Researchers found that denosumab was noninferior to risedronate for the primary outcome in glucocorticoid-continuing participants (4.4% vs. 2.3%) and in glucocorticoid-initiating participants (3.8% vs. 0.8%). Denosumab was superior to risedronate for both secondary and exploratory BMD endpoints at 12 months, according to the researchers. The difference in mean percentage change from baseline in BMD at 12 months between denosumab and risedronate was 2.2% (95% CI, 1.4-3) for lumbar spine, 1.5% (95% CI, 1-2.1) for total hip and 1% (95% CI, 0.3-1.7) for the femoral neck in the glucocorticoid-continuing participants. For those in the glucocorticoid-initiating group, the difference in mean percentage change from baseline in BMD at 12 months between denosumab and risedronate was 2.9% (95% CI, 2-3.9) for lumbar spine, 1.5% (95% CI, 0.8-2.1) for total hip and 1.1% (95% CI, 0.2-2.1) for the femoral neck.

There were no serious adverse events reported in more than 2% of patients in either group. There were no positively adjudicated cases of osteonecrosis of the jaw in either study arm, according to the researchers. The most commonly reported serious adverse event in the risedronate and denosumab groups was pneumonia (2% vs. 1%, respectively).

Osteoporosis-related fractures were similar in the risedronate and denosumab groups (6% for both), as were new and worsening vertebral fractures (4% vs. 3%, respectively) and low-trauma, nonvertebral fractures (3% vs. 4%, respectively).

“The increases in bone mineral density at the lumbar spine with denosumab in our study were similar to, or better than, those with alendronate and zoledronic acid seen in previous non-head-to-head studies in glucocorticoid-induced osteoporosis, and those with denosumab in a study in patients with rheumatoid arthritis not on glucocorticoids,” the researchers wrote.

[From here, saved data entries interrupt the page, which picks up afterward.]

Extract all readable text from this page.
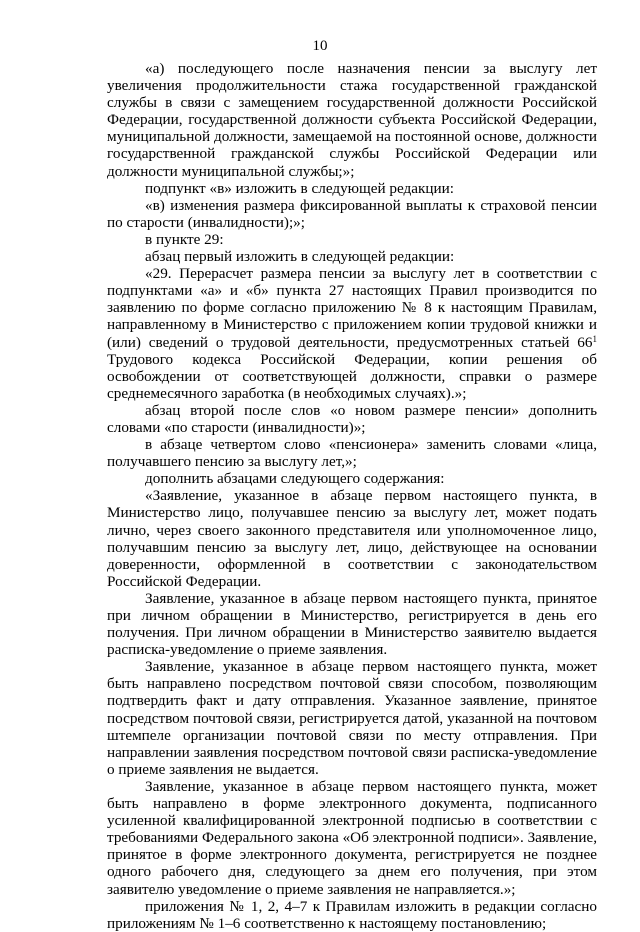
10

«а) последующего после назначения пенсии за выслугу лет увеличения продолжительности стажа государственной гражданской службы в связи с замещением государственной должности Российской Федерации, государственной должности субъекта Российской Федерации, муниципальной должности, замещаемой на постоянной основе, должности государственной гражданской службы Российской Федерации или должности муниципальной службы;»;

подпункт «в» изложить в следующей редакции:

«в) изменения размера фиксированной выплаты к страховой пенсии по старости (инвалидности);»;

в пункте 29:

абзац первый изложить в следующей редакции:

«29. Перерасчет размера пенсии за выслугу лет в соответствии с подпунктами «а» и «б» пункта 27 настоящих Правил производится по заявлению по форме согласно приложению № 8 к настоящим Правилам, направленному в Министерство с приложением копии трудовой книжки и (или) сведений о трудовой деятельности, предусмотренных статьей $66^1$ Трудового кодекса Российской Федерации, копии решения об освобождении от соответствующей должности, справки о размере среднемесячного заработка (в необходимых случаях).»;

абзац второй после слов «о новом размере пенсии» дополнить словами «по старости (инвалидности)»;

в абзаце четвертом слово «пенсионера» заменить словами «лица, получавшего пенсию за выслугу лет,»;

дополнить абзацами следующего содержания:

«Заявление, указанное в абзаце первом настоящего пункта, в Министерство лицо, получавшее пенсию за выслугу лет, может подать лично, через своего законного представителя или уполномоченное лицо, получавшим пенсию за выслугу лет, лицо, действующее на основании доверенности, оформленной в соответствии с законодательством Российской Федерации.

Заявление, указанное в абзаце первом настоящего пункта, принятое при личном обращении в Министерство, регистрируется в день его получения. При личном обращении в Министерство заявителю выдается расписка-уведомление о приеме заявления.

Заявление, указанное в абзаце первом настоящего пункта, может быть направлено посредством почтовой связи способом, позволяющим подтвердить факт и дату отправления. Указанное заявление, принятое посредством почтовой связи, регистрируется датой, указанной на почтовом штемпеле организации почтовой связи по месту отправления. При направлении заявления посредством почтовой связи расписка-уведомление о приеме заявления не выдается.

Заявление, указанное в абзаце первом настоящего пункта, может быть направлено в форме электронного документа, подписанного усиленной квалифицированной электронной подписью в соответствии с требованиями Федерального закона «Об электронной подписи». Заявление, принятое в форме электронного документа, регистрируется не позднее одного рабочего дня, следующего за днем его получения, при этом заявителю уведомление о приеме заявления не направляется.»;

приложения № 1, 2, 4–7 к Правилам изложить в редакции согласно приложениям № 1–6 соответственно к настоящему постановлению;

The researchers noted that therapies that need to be taken frequently might result in low adherence, adding that denosumab does not embed into the bone matrix, making its effect reversible after discontinuation.

“Denosumab is very targeted in its mechanism, targeting the cross-talk between bone cells, the osetoclasts and the osteocytes, and blocks bone resorption through that mechanism,” Saag said. “It doesn’t accumulate in bone like bisphosphonates and may be safer to use in younger individuals and in people with some degree of kidney dysfunction.” – by Regina Schaffer

For more information:

Kenneth G. Saag, MD, can be reached at the University of Alabama, 820 Faculty Office Tower, 510 20th Street South, Birmingham, AL 35294; email: ksaag@uabmc.edu.

Disclosures: Amgen funded this study. Saag reports he has received grants and consultant fees from Amgen, Lilly, Merck and Radius. Please see the study for all other authors’ relevant financial disclosures.